The Gainesville Public Library was a special place that Mom would take us kids to every couple of weeks. The library was then on North University Avenue with the parking lot on the side next to a creek. The summers are hot in Florida neither our house nor our car had air conditioning so it felt amazing to walk into the library where it was so wonderfully cool and spend an hour or so look at books which we could choose six to take home. When Mom told us it was time to go, I would make a last minute decision about one book or another and then go to the counter. At the counter I handed my books to the librarian who would open up each one, take out a small card from a sleeve inside the cover of the book and stamp it with the return date. She was very efficient with a rhythmic sound of open book, get card, stamp with a thunk, put card back, close, put book in pile and repeat, thunk, thunk, thunk six times in a row, she was done and handed the pile of books back to me.
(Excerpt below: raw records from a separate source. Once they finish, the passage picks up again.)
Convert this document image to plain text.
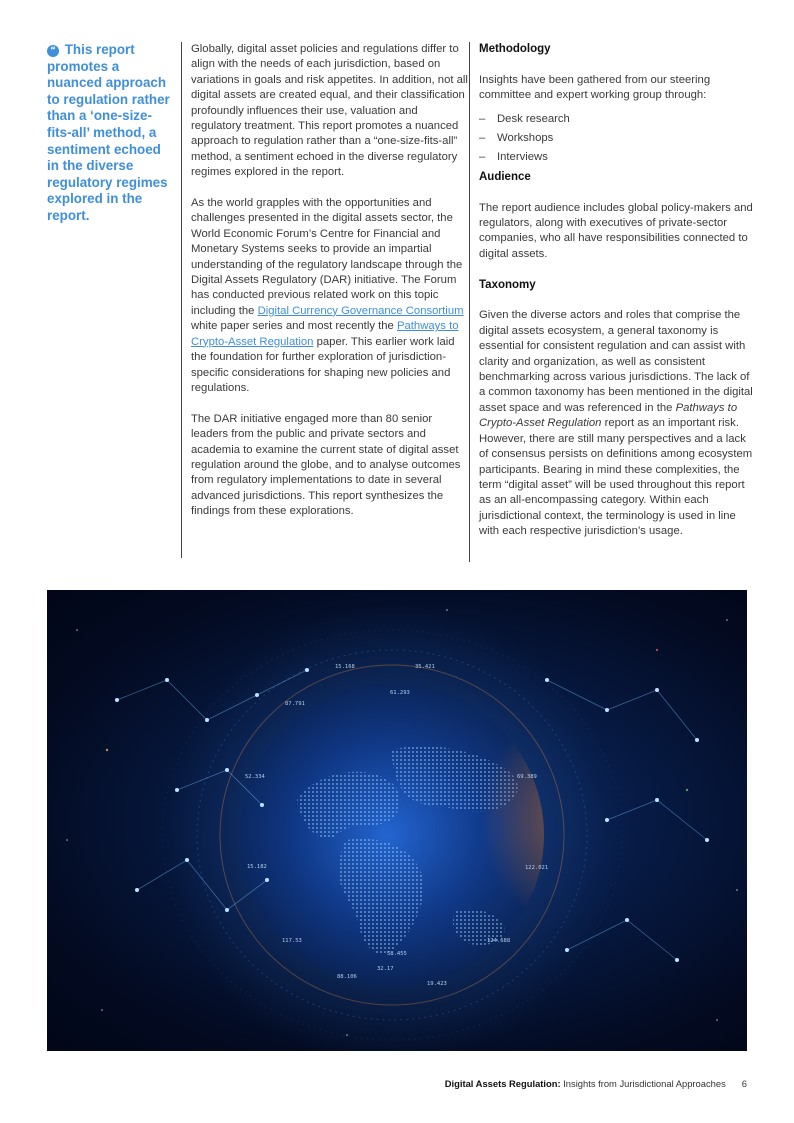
“ This report promotes a nuanced approach to regulation rather than a ‘one-size-fits-all’ method, a sentiment echoed in the diverse regulatory regimes explored in the report.

Globally, digital asset policies and regulations differ to align with the needs of each jurisdiction, based on variations in goals and risk appetites. In addition, not all digital assets are created equal, and their classification profoundly influences their use, valuation and regulatory treatment. This report promotes a nuanced approach to regulation rather than a “one-size-fits-all” method, a sentiment echoed in the diverse regulatory regimes explored in the report.

As the world grapples with the opportunities and challenges presented in the digital assets sector, the World Economic Forum’s Centre for Financial and Monetary Systems seeks to provide an impartial understanding of the regulatory landscape through the Digital Assets Regulatory (DAR) initiative. The Forum has conducted previous related work on this topic including the Digital Currency Governance Consortium white paper series and most recently the Pathways to Crypto-Asset Regulation paper. This earlier work laid the foundation for further exploration of jurisdiction-specific considerations for shaping new policies and regulations.

The DAR initiative engaged more than 80 senior leaders from the public and private sectors and academia to examine the current state of digital asset regulation around the globe, and to analyse outcomes from regulatory implementations to date in several advanced jurisdictions. This report synthesizes the findings from these explorations.

Methodology

Insights have been gathered from our steering committee and expert working group through:

– Desk research
– Workshops
– Interviews
Audience

The report audience includes global policy-makers and regulators, along with executives of private-sector companies, who all have responsibilities connected to digital assets.

Taxonomy

Given the diverse actors and roles that comprise the digital assets ecosystem, a general taxonomy is essential for consistent regulation and can assist with clarity and organization, as well as consistent benchmarking across various jurisdictions. The lack of a common taxonomy has been mentioned in the digital asset space and was referenced in the Pathways to Crypto-Asset Regulation report as an important risk. However, there are still many perspectives and a lack of consensus persists on definitions among ecosystem participants. Bearing in mind these complexities, the term “digital asset” will be used throughout this report as an all-encompassing category. Within each jurisdictional context, the terminology is used in line with each respective jurisdiction’s usage.

15.168
61.293
87.791
35.421
69.389
52.334
15.182	122.021
117.53
58.455
124.688
19.423
88.106
32.17
Digital Assets Regulation: Insights from Jurisdictional Approaches 6
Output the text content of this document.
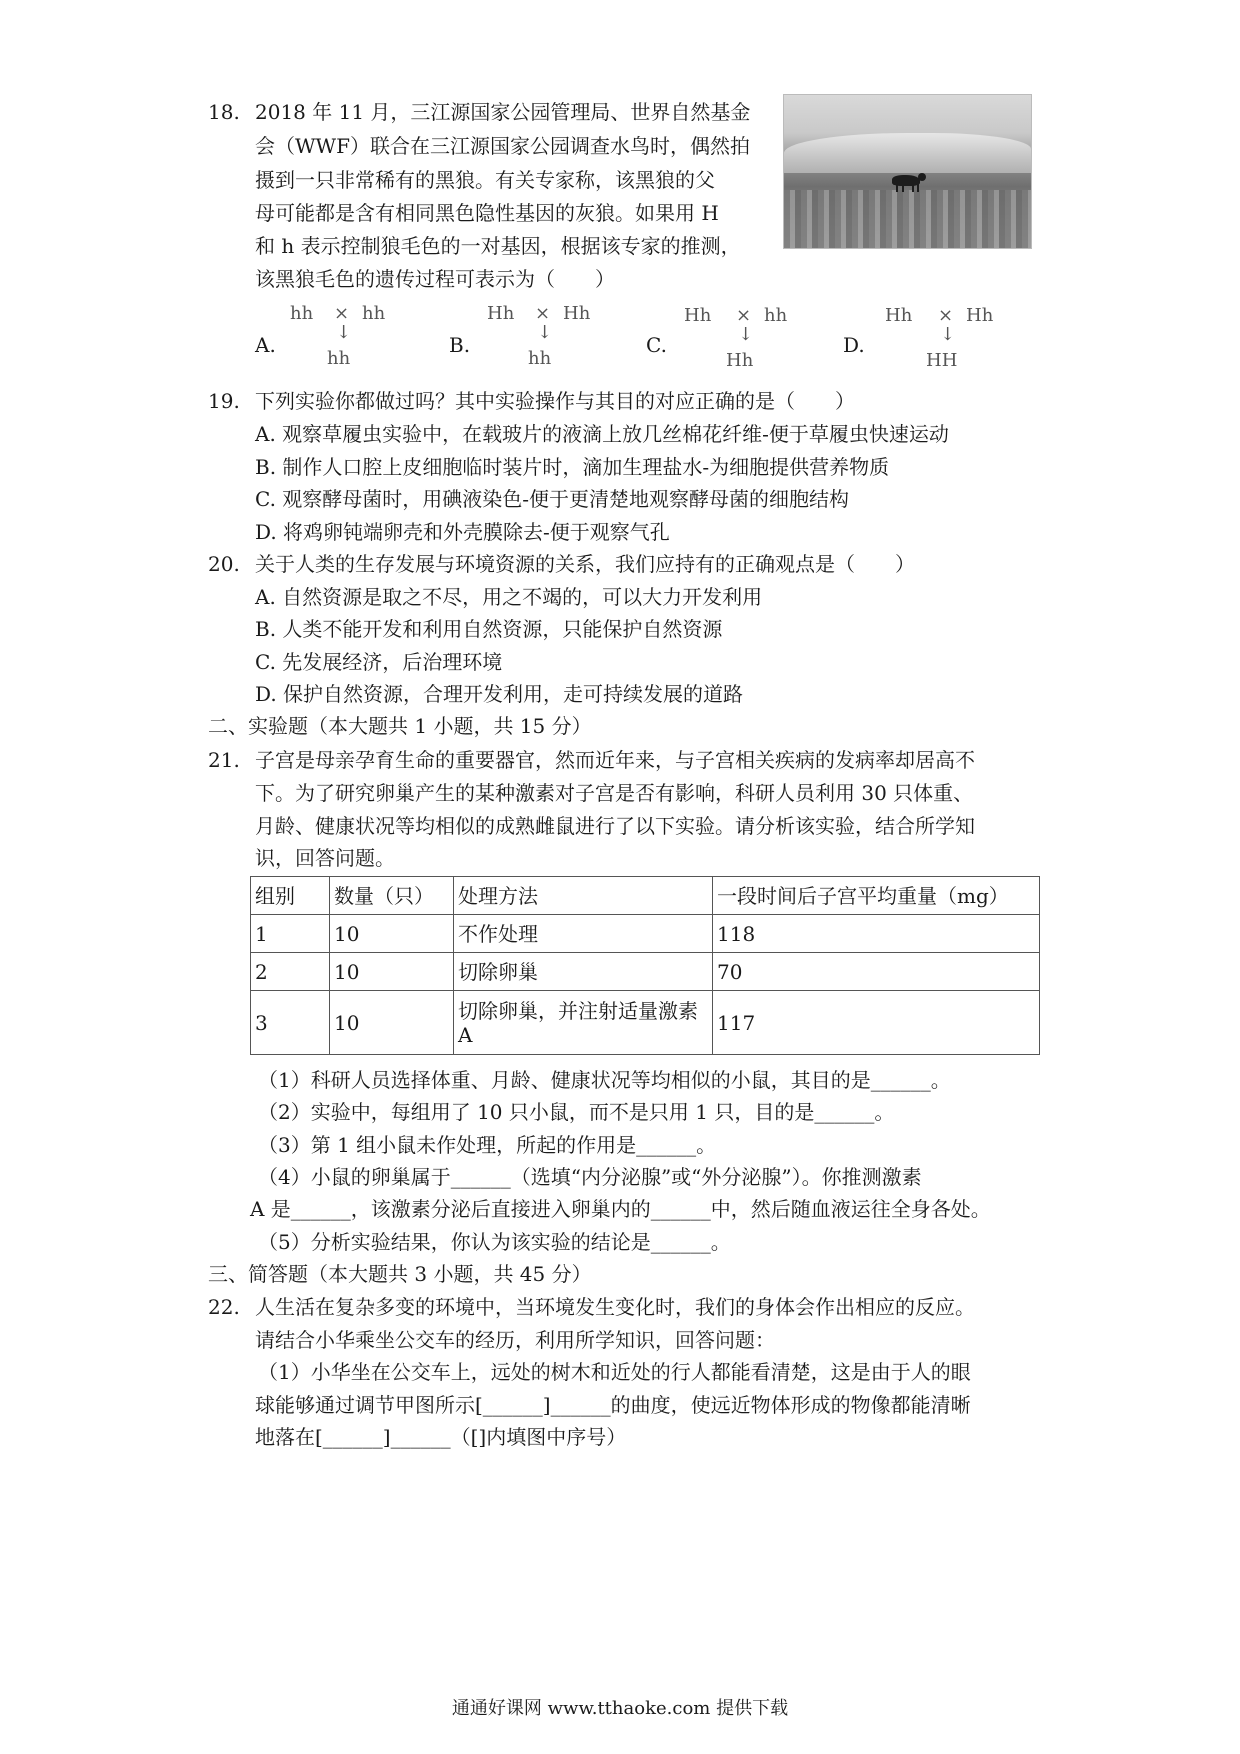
18. 2018 年 11 月，三江源国家公园管理局、世界自然基金
会（WWF）联合在三江源国家公园调查水鸟时，偶然拍
摄到一只非常稀有的黑狼。有关专家称，该黑狼的父
母可能都是含有相同黑色隐性基因的灰狼。如果用 H
和 h 表示控制狼毛色的一对基因，根据该专家的推测，
该黑狼毛色的遗传过程可表示为（　　）
A.
hh × hh
↓
hh
B.
Hh × Hh
↓
hh
C.
Hh × hh
↓
Hh
D.
Hh × Hh
↓
HH
19. 下列实验你都做过吗？其中实验操作与其目的对应正确的是（　　）
A. 观察草履虫实验中，在载玻片的液滴上放几丝棉花纤维-便于草履虫快速运动
B. 制作人口腔上皮细胞临时装片时，滴加生理盐水-为细胞提供营养物质
C. 观察酵母菌时，用碘液染色-便于更清楚地观察酵母菌的细胞结构
D. 将鸡卵钝端卵壳和外壳膜除去-便于观察气孔
20. 关于人类的生存发展与环境资源的关系，我们应持有的正确观点是（　　）
A. 自然资源是取之不尽，用之不竭的，可以大力开发利用
B. 人类不能开发和利用自然资源，只能保护自然资源
C. 先发展经济，后治理环境
D. 保护自然资源，合理开发利用，走可持续发展的道路
二、实验题（本大题共 1 小题，共 15 分）
21. 子宫是母亲孕育生命的重要器官，然而近年来，与子宫相关疾病的发病率却居高不
下。为了研究卵巢产生的某种激素对子宫是否有影响，科研人员利用 30 只体重、
月龄、健康状况等均相似的成熟雌鼠进行了以下实验。请分析该实验，结合所学知
识，回答问题。
组别	数量（只）	处理方法	一段时间后子宫平均重量（mg）
1	10	不作处理	118
2	10	切除卵巢	70
3	10	切除卵巢，并注射适量激素A	117
（1）科研人员选择体重、月龄、健康状况等均相似的小鼠，其目的是______。
（2）实验中，每组用了 10 只小鼠，而不是只用 1 只，目的是______。
（3）第 1 组小鼠未作处理，所起的作用是______。
（4）小鼠的卵巢属于______（选填“内分泌腺”或“外分泌腺”）。你推测激素
A 是______，该激素分泌后直接进入卵巢内的______中，然后随血液运往全身各处。
（5）分析实验结果，你认为该实验的结论是______。
三、简答题（本大题共 3 小题，共 45 分）
22. 人生活在复杂多变的环境中，当环境发生变化时，我们的身体会作出相应的反应。
请结合小华乘坐公交车的经历，利用所学知识，回答问题：
（1）小华坐在公交车上，远处的树木和近处的行人都能看清楚，这是由于人的眼
球能够通过调节甲图所示[______]______的曲度，使远近物体形成的物像都能清晰
地落在[______]______（[]内填图中序号）
通通好课网 www.tthaoke.com 提供下载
After my brother and sister got theirs stamped Mom usually had a book or two herself and then we would leave the building. I almost didn’t notice the heat when we exited the library being so excited about the books I got and which one I would read first. I would read the books over the next couple of weeks and record on a card their names when upon our last visit to the library at the end of the summer I turned the card in to the librarian and received a certificate but wasn't happy the spelled my name wrong.